If someone disagrees with you, just explain your points rationally and calmly. If it something you are passionate about, like the OP has pointed out in https://xkcd.com/386/, then isn't it worth the 15 minutes it will take to explain your viewpoint as I am doing here?
No-one is stopping HN users from commenting, they're just allowing themselves the opportunity to easily ignore it. I don't see anything wrong with that. Why is someone obliged to spend 15 minutes of their time indulging you?
A famous Aristotle quote that you may not have heard of: "It is the mark of an educated mind to be able to entertain a thought without accepting it."
If you disagree, that is fine! No one is saying you must agree with everyone, just endorse the possibility they are presenting and think reasonably about the evidence they provide to support their claims. Who knows, they might be right.
Do you think Roman forums would have yielded the intellectual progress they where responsible for if people just ignored everyone they didn't agree with 100% of the time?
But there are many viewpoints, and to consider all of them would take an excessive amount of time.
As such, it seems there may be uses in narrowing down the ones to consider in some way.
One option I've considered would be to focus on the boundary of what viewpoints one considers to be plausible.
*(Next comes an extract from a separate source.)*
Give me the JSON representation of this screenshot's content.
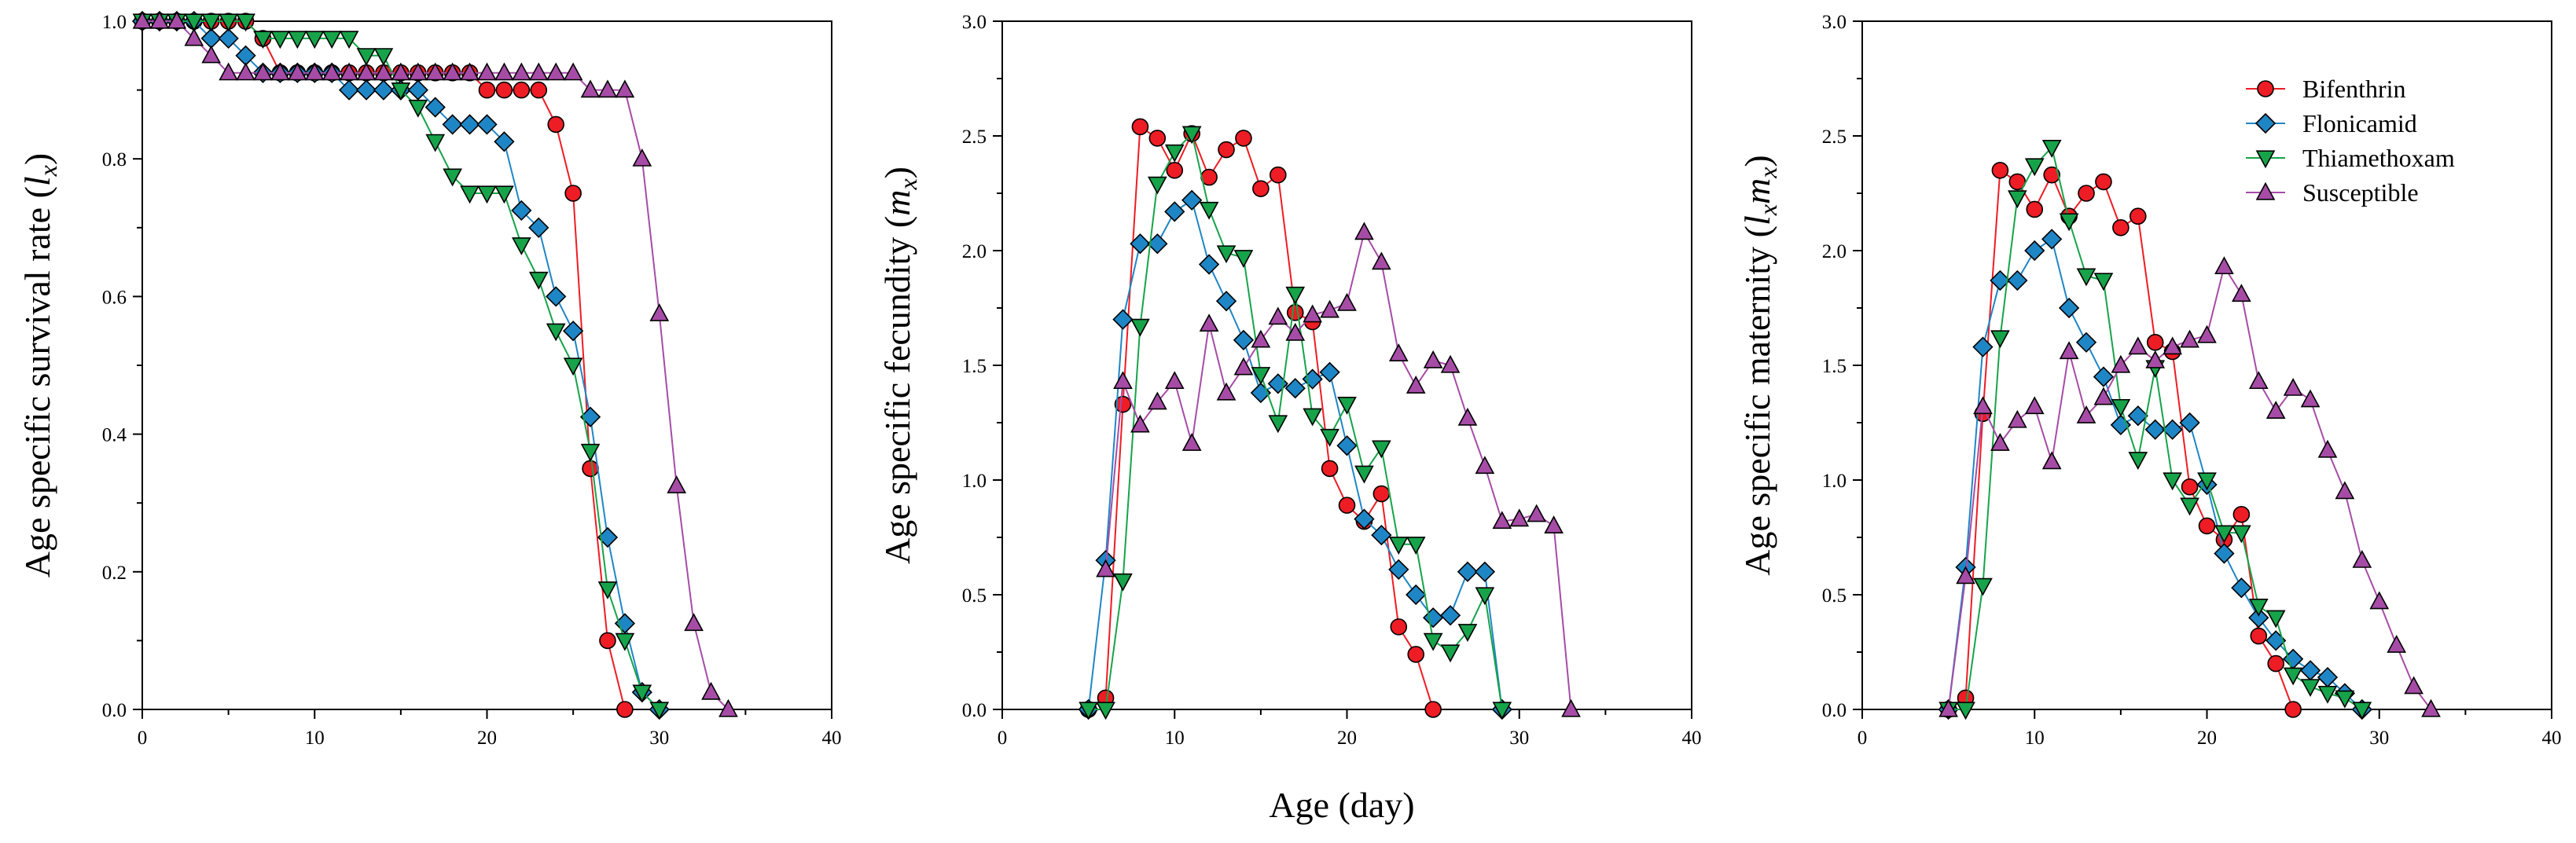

So, in each "direction", the viewpoint that, of all the ones which seem implausible, seems the least implausible, and also the viewpoint that, of all the ones which seem plausible, seems the least plausible.
Another idea might be, if one has already considered a viewpoint, and the viewpoint isn't changing, there might cease to be much use in considering it further (suppose, for example, that one can pass an ideological turing test of it with flying colors). Does it not seem implausible that it might not be worth spending more time on exposing oneself to that viewpoint?
After all, I doubt you believe that you have an obligation to consider the viewpoints of off brand viagra sellers whenever you receive spam in your inbox.